They say when you lose a loved one that you go through the seven stages of grief: 1. shock/denial, 2. guilt, 3. anger, 4. depression/reflection/loneliness, 5. the upward turn, 6. reconstruction, and 7. acceptance but everyone grieves in their own way. I personally know what is like to lose family members who I loved dearly but was able to accept their passing for I know they are in a better place.
However, a few months shy of a year ago I lost someone who I was once in love with and still loved even after our break up and I have not fully accepted the fact that he is gone.
We met when I was in 6th grade and he was in 8th grade when I was auditioning for an honor choir, although he paid no attention to me. Years past and we officially met when in chorus during my sophomore year, his senior. I remember like it was yesterday, he sat directly behind me. I remember the day he asked me to be his girlfriend, October 28, 2011. We were practicing for our All-State Choir auditions after school because we shared a passion for music and he was the one who really made me want to pursue music. We also had the bond of having life-threatening illnesses, mine being my lung disease and he having a rare kidney disease. We were there for one another when either of us got sick because we understood the process.
Fast forward a little, we had a very interesting relationship, to say the least. It wasn’t always easy but it wasn’t always bad either. We fell in love and we loved each other with every fiber of our being. But there were some obstacles that got in our way because we were so young and foolish and the fact that he was graduating that year to go off to college.
We ended up breaking things off that summer but we stayed in contact periodically throughout the rest of my high school career. We both dated other people here and there while we remained friends. Once I got to college we decided to give us another go because our feelings for one another did not go away.
We ended up dating a whole year, and during that year we both realized that we were not the same people that we were in high school. He was going down a dark path, hanging around the wrong friend group, doing things that I did not approve of and not taking care of his health like he should have. Even though it was hard to do, I broke up with him because it was the best thing for me even though my love for him was still there and I knew it always would be. We didn't communicate much after that, I was moving on with my life and he was moving on with his. He had to stop school because his illness was affecting his school work, so after he left I never heard or saw him again.
Two weeks before April 19, 2017, I had this gut feeling to contact him. Something deep inside told me that I needed to reach out to him because I sensed something wrong but I didn't. Then I got that phone call, the call that made me feel as if the world stopped for a moment. My mom told me that he had passed away, that his kidneys had failed him. The rest of that day my body was in shock. I didn’t want to believe that he was actually gone because for some reason I believed he would live a long and happy life. I reached stage one of grieving.
I did not attend his funeral because I was dating someone at the time and we had previous engagements that I could not break, and I did not want to miss the opportunity to share something special with the one I was with then. A week after I began to enter stage two.
I was guilty and regretful over the fact that I did not attend his funeral to gain closure, that I didn't try harder to encourage him to do better in life or that I did not reach out to him like I knew I should've. Then I quickly entered stage three, anger.
I was extremely angry over the fact that I wish he took better care of himself, that he did not do what the doctors, his family and friends and myself asked him to and angry at myself for not doing more. I was angry over the fact that you can't save someone if they do not want to be saved. Then I hit stage 4, depression/reflection/loneliness.
I stopped caring about music, even though it was my passion and it wasn't until recently that I realized that a part of the reason was that it was because we shared that together.

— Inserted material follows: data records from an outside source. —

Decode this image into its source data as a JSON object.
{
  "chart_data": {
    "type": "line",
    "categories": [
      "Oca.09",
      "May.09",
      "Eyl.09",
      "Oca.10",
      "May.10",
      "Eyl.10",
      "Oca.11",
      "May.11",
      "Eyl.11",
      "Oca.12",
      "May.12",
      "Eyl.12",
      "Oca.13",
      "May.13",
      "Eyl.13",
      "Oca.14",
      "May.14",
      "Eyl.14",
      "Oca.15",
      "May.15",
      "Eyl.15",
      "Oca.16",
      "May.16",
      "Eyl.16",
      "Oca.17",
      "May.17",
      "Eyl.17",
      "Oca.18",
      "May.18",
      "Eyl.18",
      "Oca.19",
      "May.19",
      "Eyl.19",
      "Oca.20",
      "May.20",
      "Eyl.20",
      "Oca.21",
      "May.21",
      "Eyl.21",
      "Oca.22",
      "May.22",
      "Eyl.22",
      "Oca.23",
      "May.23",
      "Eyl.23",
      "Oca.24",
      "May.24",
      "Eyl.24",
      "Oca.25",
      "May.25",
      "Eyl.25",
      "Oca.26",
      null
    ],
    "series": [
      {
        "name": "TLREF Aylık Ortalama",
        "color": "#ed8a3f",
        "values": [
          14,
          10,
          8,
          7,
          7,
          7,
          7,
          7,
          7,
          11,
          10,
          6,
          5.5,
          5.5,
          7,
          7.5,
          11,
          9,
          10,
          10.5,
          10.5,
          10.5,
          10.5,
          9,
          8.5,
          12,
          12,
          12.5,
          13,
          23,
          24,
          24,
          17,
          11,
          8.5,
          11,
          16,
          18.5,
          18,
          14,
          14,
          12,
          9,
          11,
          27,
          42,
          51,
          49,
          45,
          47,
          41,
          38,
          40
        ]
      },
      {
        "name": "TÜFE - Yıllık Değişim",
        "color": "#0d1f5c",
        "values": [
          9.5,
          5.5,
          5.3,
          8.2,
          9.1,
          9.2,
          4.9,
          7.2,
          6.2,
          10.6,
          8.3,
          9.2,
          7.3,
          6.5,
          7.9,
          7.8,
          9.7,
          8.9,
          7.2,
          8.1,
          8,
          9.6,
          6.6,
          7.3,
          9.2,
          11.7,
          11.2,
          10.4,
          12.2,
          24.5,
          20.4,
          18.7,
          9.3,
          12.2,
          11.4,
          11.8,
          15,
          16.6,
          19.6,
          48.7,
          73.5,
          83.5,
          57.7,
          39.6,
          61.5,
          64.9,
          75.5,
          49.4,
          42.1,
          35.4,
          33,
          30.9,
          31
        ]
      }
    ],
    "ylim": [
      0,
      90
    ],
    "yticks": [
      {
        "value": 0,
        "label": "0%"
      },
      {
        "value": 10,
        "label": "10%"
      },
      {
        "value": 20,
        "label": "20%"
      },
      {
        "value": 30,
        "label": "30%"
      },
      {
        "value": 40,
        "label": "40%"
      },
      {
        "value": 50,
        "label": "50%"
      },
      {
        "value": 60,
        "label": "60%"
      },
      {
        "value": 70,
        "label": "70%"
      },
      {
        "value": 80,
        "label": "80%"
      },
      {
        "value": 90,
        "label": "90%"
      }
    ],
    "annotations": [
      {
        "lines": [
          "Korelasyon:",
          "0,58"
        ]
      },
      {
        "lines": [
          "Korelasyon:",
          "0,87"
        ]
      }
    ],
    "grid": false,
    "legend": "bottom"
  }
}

I got into this hole of wanting to be alone, reflecting on all of our memories, but also grew sad over the fact that I felt wrong to grieve my ex-boyfriend since I was in a relationship with someone else. He was in my past, and I was beginning to fall in love with someone else so why was it affecting me as much as it did? So I decided that I would lock the rest of my emotions away and move on.

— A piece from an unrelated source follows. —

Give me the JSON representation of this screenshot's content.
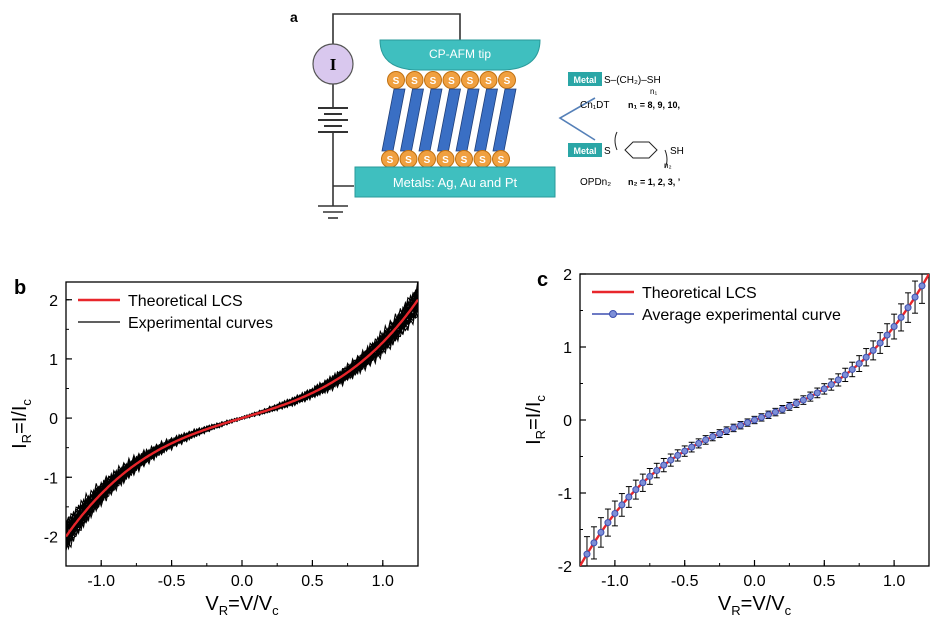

Now, after going through yet another breakup, still trying to get over this depression state I am in, and no longer wanting anything to do with music I felt stuck. But with the help of friends, family and the spiritual guidance of my faith in our Lord I have come to stage 5 known as the upward turn.
I took the time to take a step back and think about everything that has gone on in my life this past year. I finally got a sense of calmness now. I lost a part of me and now as I work on stage 6 and eventually stage 7, I know that eventually this void will be filled. Even though I no longer want to pursue music, I am learning how to love it again. I am learning to accept his passing but I know it will not take a day or even a month. I suppressed my feelings and grieving for months and now it is the time I found closure over losing the first boy I ever loved and who had my heart.
Grieving over the loss of a loved one whether it be a parent, grandparent, an extended family member, a friend or a significant other is hard and something that you shouldn't truly go through alone, and let those who want to be there for you. But from what I have learned after losing loved ones is that there is no amount of time that will ever be enough. It is all about finally accepting that the one you lost is in a better place and that they are no longer suffering.
They wouldn't want you to put your life on hold. They wouldn't want you to lose or push those who you care about because you feel it is the right thing to do. The ones you lose want you to live your best life, to not take a pause on things. They would want you to live your life to the fullest.